Many children of oil palm farmers continue their education at favorite schools or colleges, opening up employment opportunities. Even in villages where people plant oil palm, unemployment is not found.
Build your own factory
Chairman of the South Kalimantan Oil Palm Farmers Association (Apkasindo) Samsul Bahri said, one of the reasons for the company was because farmers had not partnered with them. While another reason is that the company already has its own FFB.
But in fact, the company continues to buy fruit farmers with their own prices. Even though in Tanah Laut, only one palm oil mill bought farmer's FFB.
According to Samsul, the solution that can overcome the problem of the price of FFB for farmers is to build their own factories. "With their own factory there is a guarantee of the price of farmers' FFB," he said.
To build the CPO factory, Apkasindo Cooperative cooperates with local investors, namely Batu Gunung Mulia Putra, who is based in Tapin. The company will build a palm oil mill in Tanah Laut and will buy farmer's FFB.
Another solution that can be done is cooperation between the government and farmers, starting at the RT (neighborhood unit) level or village head to the center. It is expected that it will erase the half-hearted impression has been labeled to the government.
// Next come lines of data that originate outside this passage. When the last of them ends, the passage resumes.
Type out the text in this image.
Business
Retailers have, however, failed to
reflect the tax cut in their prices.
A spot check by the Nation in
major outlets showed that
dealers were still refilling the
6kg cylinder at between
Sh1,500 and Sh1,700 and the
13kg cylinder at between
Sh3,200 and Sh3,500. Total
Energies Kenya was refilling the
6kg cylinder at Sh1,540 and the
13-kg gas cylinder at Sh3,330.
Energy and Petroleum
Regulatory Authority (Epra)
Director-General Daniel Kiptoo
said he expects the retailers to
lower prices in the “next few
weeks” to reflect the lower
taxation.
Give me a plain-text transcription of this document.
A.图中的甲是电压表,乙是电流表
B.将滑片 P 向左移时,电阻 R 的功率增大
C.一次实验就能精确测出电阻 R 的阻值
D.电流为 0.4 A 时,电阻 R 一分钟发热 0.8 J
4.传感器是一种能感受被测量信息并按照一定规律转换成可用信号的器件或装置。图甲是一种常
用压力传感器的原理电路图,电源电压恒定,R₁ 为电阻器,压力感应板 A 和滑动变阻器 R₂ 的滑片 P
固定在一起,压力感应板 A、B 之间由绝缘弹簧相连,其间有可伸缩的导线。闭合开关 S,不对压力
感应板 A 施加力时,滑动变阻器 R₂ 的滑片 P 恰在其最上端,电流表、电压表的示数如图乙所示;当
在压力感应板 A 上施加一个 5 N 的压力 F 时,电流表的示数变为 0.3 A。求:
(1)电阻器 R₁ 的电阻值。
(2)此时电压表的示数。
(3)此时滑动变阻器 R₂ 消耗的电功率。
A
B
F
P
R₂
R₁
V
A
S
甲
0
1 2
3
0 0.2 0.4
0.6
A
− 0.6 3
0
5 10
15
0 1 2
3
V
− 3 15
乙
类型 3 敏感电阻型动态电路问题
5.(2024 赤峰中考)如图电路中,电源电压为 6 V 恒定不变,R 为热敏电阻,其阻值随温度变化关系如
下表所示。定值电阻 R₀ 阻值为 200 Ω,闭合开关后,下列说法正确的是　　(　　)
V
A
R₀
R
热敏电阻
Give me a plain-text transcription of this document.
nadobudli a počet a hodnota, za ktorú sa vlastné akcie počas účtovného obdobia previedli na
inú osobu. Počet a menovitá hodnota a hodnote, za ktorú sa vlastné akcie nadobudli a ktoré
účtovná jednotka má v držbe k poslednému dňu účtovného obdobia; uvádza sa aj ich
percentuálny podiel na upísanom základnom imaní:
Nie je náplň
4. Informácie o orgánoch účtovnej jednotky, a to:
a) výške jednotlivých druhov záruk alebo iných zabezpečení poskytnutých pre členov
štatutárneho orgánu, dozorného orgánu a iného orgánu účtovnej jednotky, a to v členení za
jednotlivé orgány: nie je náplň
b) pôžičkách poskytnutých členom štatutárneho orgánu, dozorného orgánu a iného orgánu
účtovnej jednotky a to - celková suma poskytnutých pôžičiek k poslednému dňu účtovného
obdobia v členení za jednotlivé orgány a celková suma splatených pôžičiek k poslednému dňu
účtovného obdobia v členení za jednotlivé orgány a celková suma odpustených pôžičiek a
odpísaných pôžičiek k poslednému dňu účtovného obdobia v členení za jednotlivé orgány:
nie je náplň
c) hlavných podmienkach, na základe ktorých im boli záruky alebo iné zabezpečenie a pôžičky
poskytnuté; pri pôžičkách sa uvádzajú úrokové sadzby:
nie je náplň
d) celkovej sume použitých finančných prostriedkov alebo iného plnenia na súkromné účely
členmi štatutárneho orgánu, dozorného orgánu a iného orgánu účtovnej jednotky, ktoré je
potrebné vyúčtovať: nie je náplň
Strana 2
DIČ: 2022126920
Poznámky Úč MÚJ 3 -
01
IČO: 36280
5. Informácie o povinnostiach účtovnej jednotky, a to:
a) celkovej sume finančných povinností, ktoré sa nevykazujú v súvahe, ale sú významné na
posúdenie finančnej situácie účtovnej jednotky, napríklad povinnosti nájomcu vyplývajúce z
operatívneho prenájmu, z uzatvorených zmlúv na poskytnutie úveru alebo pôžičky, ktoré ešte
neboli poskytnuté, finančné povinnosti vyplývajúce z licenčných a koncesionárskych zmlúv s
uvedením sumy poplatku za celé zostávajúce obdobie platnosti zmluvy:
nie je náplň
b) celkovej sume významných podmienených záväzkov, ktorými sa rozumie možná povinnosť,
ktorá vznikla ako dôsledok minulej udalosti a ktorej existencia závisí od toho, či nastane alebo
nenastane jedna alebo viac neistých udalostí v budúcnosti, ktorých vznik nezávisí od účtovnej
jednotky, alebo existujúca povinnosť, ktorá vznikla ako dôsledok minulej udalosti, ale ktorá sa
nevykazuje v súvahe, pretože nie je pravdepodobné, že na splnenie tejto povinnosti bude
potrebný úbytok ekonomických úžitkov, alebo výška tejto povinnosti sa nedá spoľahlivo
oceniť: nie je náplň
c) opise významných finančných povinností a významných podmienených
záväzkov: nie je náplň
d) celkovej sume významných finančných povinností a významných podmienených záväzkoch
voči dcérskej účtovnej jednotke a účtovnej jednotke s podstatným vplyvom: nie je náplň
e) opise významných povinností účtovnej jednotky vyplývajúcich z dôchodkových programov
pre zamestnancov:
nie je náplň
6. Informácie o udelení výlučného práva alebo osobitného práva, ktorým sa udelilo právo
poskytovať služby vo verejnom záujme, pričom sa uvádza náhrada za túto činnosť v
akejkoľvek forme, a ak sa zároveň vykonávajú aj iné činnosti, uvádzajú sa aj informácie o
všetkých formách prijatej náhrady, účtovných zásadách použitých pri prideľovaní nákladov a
The problem is that the government through the Plantation and Animal Husbandry Agency together with related institutions every month sets the price of FFB and its derivatives. But the fact is that the farmers' FFB field was bought not based on that provision.
That can happen because it does not rule out the possibility that supervision is not optimal, so the company seems neglectful about the provision, because there is no strict supervision and sanctions.
Through this pattern of cooperation, it is expected that the problems faced by farmers can be directly conveyed to the government, then all problems will be solved faster and not protracted.